Friday, 11 January 2013

When knowledge in a manual is not enough - Apollo 11 example

Apollo 11 There was a very interesting documentary on Neil Armstrong on the BBC a couple of days ago, and in there was a great little story on the need for rapid knowledge when things go wrong, and the ineffectiveness of having that knowledge buried inside a thick manual. 

Here is a transcript of that section of the documentary.
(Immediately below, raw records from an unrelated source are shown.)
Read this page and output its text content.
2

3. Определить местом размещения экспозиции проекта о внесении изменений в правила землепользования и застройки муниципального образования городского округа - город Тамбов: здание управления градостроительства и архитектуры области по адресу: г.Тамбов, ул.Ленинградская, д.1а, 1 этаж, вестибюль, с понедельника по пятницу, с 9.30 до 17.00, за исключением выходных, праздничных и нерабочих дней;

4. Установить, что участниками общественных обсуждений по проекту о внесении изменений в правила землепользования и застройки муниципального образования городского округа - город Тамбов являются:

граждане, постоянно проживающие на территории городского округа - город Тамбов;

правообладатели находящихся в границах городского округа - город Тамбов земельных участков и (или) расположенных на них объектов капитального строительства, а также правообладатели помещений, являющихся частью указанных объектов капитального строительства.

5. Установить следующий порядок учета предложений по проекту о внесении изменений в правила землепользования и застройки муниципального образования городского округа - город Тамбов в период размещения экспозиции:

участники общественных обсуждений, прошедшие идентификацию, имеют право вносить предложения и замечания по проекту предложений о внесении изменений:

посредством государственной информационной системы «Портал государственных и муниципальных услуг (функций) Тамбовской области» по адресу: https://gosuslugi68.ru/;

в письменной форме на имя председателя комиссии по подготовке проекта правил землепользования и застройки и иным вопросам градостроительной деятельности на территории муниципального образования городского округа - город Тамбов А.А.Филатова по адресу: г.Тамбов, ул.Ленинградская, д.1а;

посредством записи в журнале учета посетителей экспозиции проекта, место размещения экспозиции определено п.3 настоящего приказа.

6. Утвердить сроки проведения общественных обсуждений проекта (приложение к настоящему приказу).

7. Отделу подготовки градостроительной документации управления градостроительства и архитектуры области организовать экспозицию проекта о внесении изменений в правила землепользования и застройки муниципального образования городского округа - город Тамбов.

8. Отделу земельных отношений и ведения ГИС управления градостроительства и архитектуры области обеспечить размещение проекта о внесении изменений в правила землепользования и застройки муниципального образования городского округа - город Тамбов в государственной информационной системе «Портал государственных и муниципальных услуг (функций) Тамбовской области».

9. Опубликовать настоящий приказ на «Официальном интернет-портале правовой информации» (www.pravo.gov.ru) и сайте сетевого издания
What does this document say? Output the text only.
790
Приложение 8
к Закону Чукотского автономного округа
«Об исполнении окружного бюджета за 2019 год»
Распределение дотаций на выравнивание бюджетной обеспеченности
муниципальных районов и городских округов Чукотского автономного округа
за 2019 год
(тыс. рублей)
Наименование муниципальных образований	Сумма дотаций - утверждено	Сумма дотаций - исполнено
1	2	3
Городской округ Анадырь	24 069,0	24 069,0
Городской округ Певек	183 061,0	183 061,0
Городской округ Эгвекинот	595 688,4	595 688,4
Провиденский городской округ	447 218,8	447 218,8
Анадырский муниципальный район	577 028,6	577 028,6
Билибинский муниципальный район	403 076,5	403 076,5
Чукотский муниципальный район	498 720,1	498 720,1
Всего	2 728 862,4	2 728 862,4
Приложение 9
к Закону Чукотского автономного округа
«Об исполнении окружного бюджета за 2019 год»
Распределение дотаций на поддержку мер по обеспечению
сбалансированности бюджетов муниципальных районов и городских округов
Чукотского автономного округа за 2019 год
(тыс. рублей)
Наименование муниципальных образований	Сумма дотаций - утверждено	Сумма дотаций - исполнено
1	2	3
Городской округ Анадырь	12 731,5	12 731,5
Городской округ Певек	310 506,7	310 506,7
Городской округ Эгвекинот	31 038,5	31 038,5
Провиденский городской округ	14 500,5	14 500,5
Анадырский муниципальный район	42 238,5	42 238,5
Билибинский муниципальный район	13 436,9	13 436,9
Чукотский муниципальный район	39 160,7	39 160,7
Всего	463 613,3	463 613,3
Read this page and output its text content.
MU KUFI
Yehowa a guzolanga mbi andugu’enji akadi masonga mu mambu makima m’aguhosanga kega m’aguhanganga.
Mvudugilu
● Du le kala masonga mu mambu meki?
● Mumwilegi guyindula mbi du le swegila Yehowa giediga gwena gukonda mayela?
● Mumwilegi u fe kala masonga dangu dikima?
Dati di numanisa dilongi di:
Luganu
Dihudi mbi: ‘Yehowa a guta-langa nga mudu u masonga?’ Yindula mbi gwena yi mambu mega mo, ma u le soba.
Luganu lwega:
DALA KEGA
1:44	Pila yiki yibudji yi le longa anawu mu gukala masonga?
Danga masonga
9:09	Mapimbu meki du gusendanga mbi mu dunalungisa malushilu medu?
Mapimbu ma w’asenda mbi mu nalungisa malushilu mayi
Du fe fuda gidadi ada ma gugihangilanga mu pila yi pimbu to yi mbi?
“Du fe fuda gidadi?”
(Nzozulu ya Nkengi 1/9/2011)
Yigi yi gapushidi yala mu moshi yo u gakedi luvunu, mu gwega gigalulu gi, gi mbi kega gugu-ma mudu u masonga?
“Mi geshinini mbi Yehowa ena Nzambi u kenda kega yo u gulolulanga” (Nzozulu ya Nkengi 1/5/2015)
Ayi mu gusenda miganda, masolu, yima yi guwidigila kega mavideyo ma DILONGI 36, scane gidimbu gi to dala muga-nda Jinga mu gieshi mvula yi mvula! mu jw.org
BBC Narrator (talking about the Apollo 11 descent to the moon, with Neil Armstrong and Buzz Aldrin in the Lunar Module)
Almost as soon as they started the descent, things started to go wrong 
 Charlie Duke, NASA CapCom (talking head, present day) 
As they went around the moon, looking at their trajectory, the bottom fell out. we started having communication problems, and data drop-out ...... 
Then as they descended towards the surface, the main computer began to raise a series of alarms 
Historical footage, voice of Neil Armstrong 
Program alarm! 
 Charlie Duke, CapCom (talking head, present day
And then we started getting computer overload alarms. That really shocked me, as it could potentially be a showstopper on the mission. 
 Historical footage, voice of Neil Armstrong 
Give us a reading on the 1202 program alarm! 
 Buzz Aldrin, Apollo 11 astronaut (talking head, present day
Neither of us knew what 1202 meant. We knew where we could find the answer - but it was in a document about that thick (indicating with his fingers a book the size of a phone directory) and you had to leaf through it - and here we are halfway down to landing on the moon!!  
But luckily we had a bunch of guys back there on Earth - they could look it up! 
The team back at mission control found an answer in 23 seconds. 
 Historical footage, voice of backroom staff 
We are go on that, flight 
 Historical footage, voice of Gene Krantz (flight director) 
We are go on that alarm? 
 Historical footage, voice of Charlie Duke, CapCom 
 Roger, we are go on that alarm.  
Eagle, you are Go for landing, over.

A small moment in the history of Apollo 11, but a giant lesson for Knowledge Management. There's no point in providing Knowledge to people in a format which means that when they need it, they can't find it in time. However you transfer knowledge, findability is a key issue (see my 2010 blog post "you won't use it if you can't find it"). And if findability is not easy, give people someone to call who knows where the knowledge is.